Sıkı dur dedim bir boşluğun ellerinden tutuyorsun… gel gör ki mayandaki asi’liğe laf dinletemedim… her gece sarılıp yokluğuna ölüme uzanmaktı artık hayat… ve artık aşk, bir ihtimalsizliği delicesine sevmekti… söz bitti….
Ne yazık, galiba ben sana hiçbir zaman vakitli bir günaydın olamayacağım. Hiçbir sabah yanında doğmuyor nasılsa!
Böylesine bir yangın, kendinden ilk olarak kurtarılacakları merak ettiği için çıkarılmıştır belki de… yoksa aşk’ın, cayır cayır yanan bir yürekten, apar topar kaçmaması nasıl açıklanır ki a canım?
İlkokul öğretmenimin öğrettiği şekilde, kirpiklerinin altını çiziyordum kırmızı kalemle. Çünkü gözlerin en önemli satırlarıydı hikâyemizin.
Yolculuk sevdiğinin kalbineyse, işin içine mutlaka şeytan karışır başka yolu yok, sevmek biraz da kazaya uğramaktır!

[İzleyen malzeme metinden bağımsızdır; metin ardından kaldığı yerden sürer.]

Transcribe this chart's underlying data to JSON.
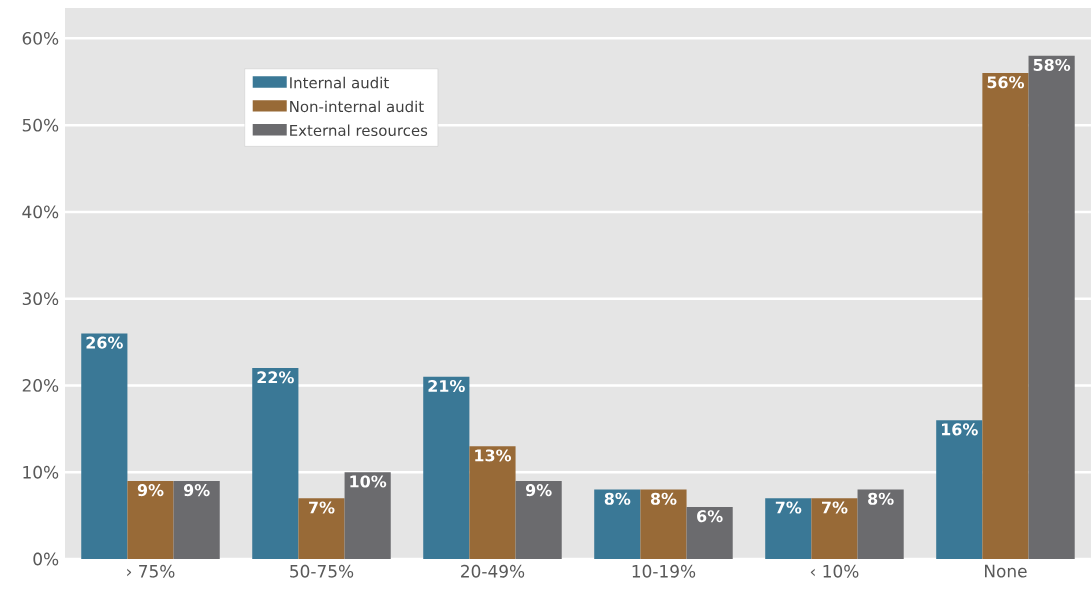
{
  "chart_data": {
    "type": "bar",
    "categories": [
      "› 75%",
      "50-75%",
      "20-49%",
      "10-19%",
      "‹ 10%",
      "None"
    ],
    "series": [
      {
        "name": "Internal audit",
        "color": "#3a7896",
        "values": [
          26,
          22,
          21,
          8,
          7,
          16
        ],
        "value_labels": [
          "26%",
          "22%",
          "21%",
          "8%",
          "7%",
          "16%"
        ]
      },
      {
        "name": "Non-internal audit",
        "color": "#986a37",
        "values": [
          9,
          7,
          13,
          8,
          7,
          56
        ],
        "value_labels": [
          "9%",
          "7%",
          "13%",
          "8%",
          "7%",
          "56%"
        ]
      },
      {
        "name": "External resources",
        "color": "#6b6b6e",
        "values": [
          9,
          10,
          9,
          6,
          8,
          58
        ],
        "value_labels": [
          "9%",
          "10%",
          "9%",
          "6%",
          "8%",
          "58%"
        ]
      }
    ],
    "ylim": [
      0,
      63.5
    ],
    "yticks": [
      {
        "value": 0,
        "label": "0%"
      },
      {
        "value": 10,
        "label": "10%"
      },
      {
        "value": 20,
        "label": "20%"
      },
      {
        "value": 30,
        "label": "30%"
      },
      {
        "value": 40,
        "label": "40%"
      },
      {
        "value": 50,
        "label": "50%"
      },
      {
        "value": 60,
        "label": "60%"
      }
    ],
    "grid": "y",
    "legend": "top left"
  }
}
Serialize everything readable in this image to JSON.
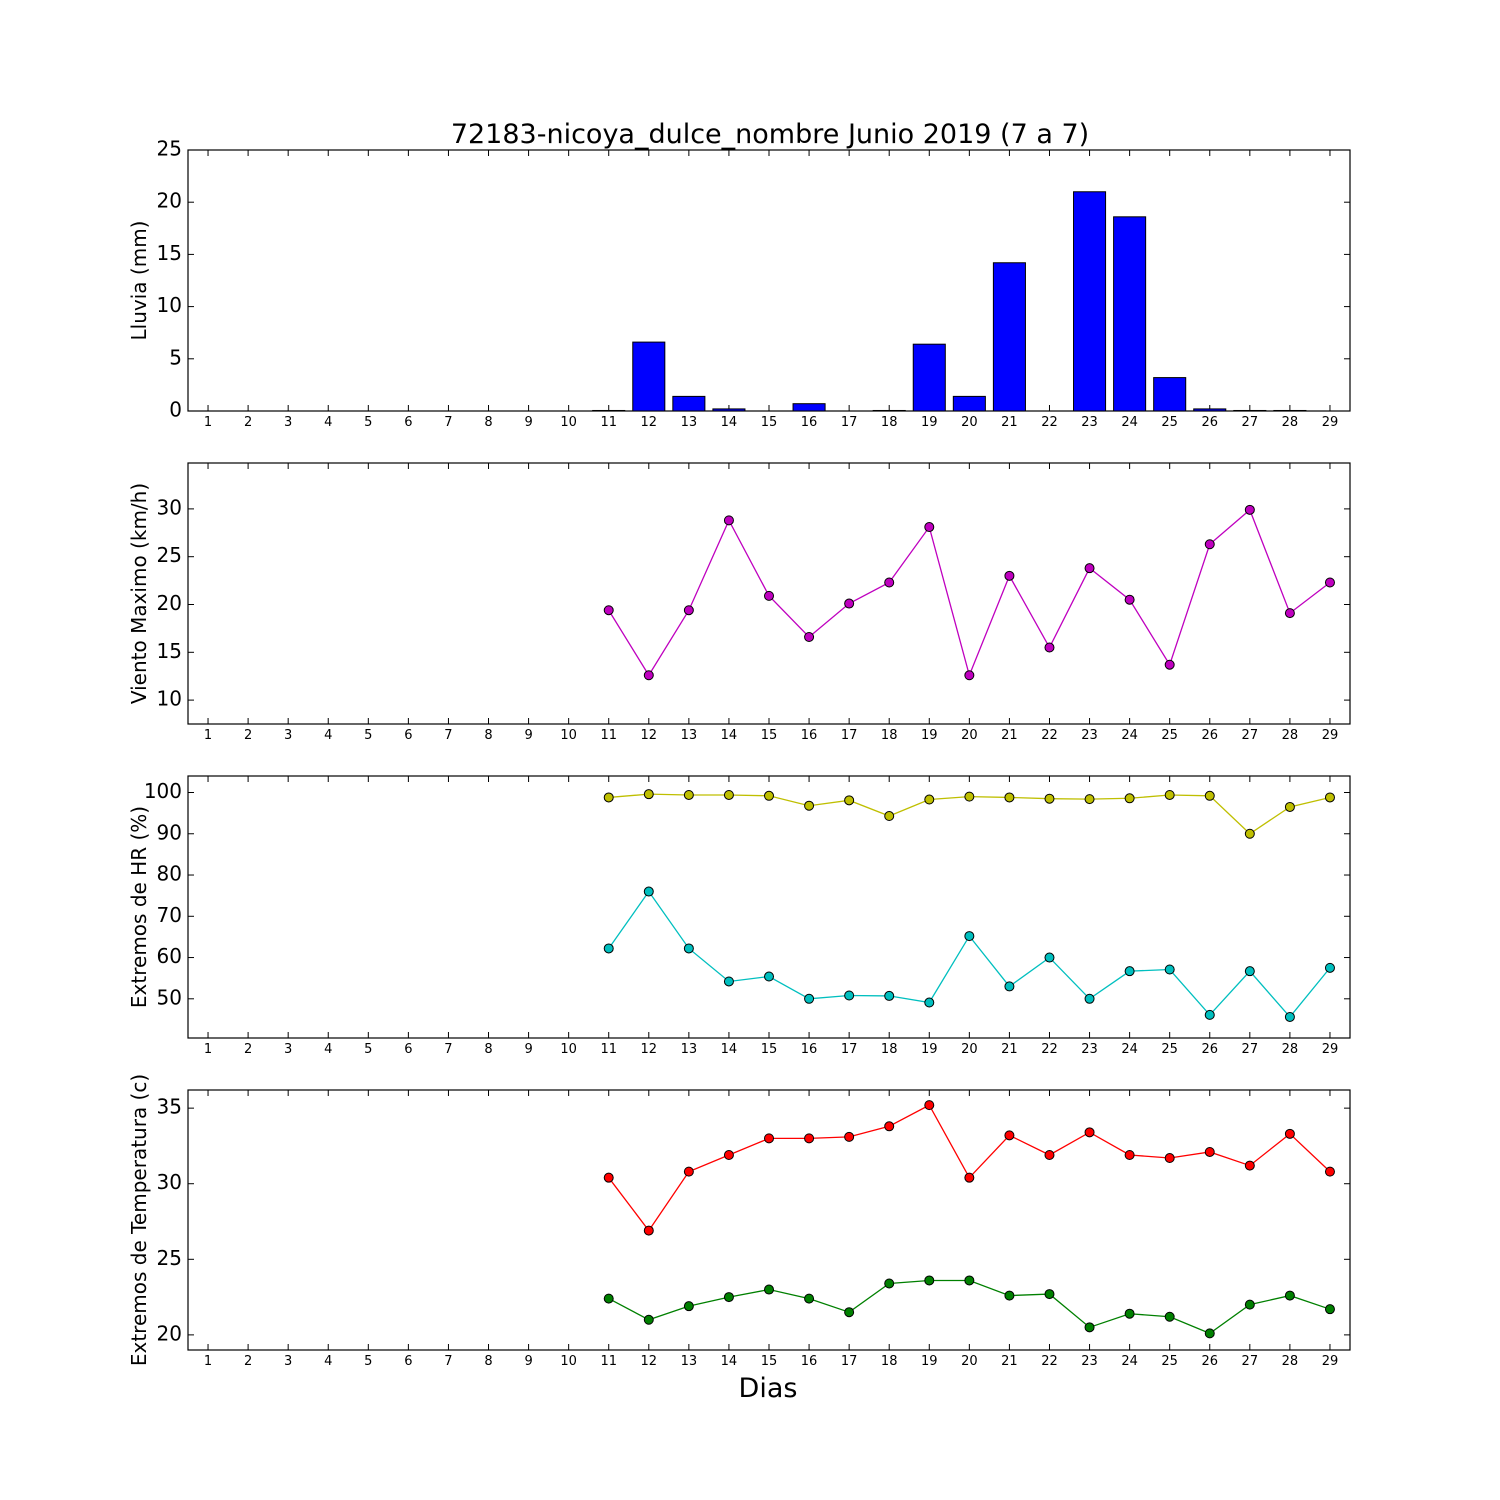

Yükle yalnızlığının bütün gri bulutlarını sırtıma vücudum yağmur sonrası toprak koksun.
Adım da verilmiyor ki sokağına adres olayım sana yazılanlara!
Ben... O kadar da güçlü değilim inan dünya aleme yetecek kudrette kelimeleri olan ben tek lafına yıkılırım eğer dil'ersen.
Meteorolojiyi yanıltmayı seven, apansız bir yağmurdu aşk. Aniden bastırıyordu adamın ciğerlerine.
Koluma gir küçük bir çocukmuşum gibi, enselenmeyeyim yüreğindeki o korkunç kalabalıkta.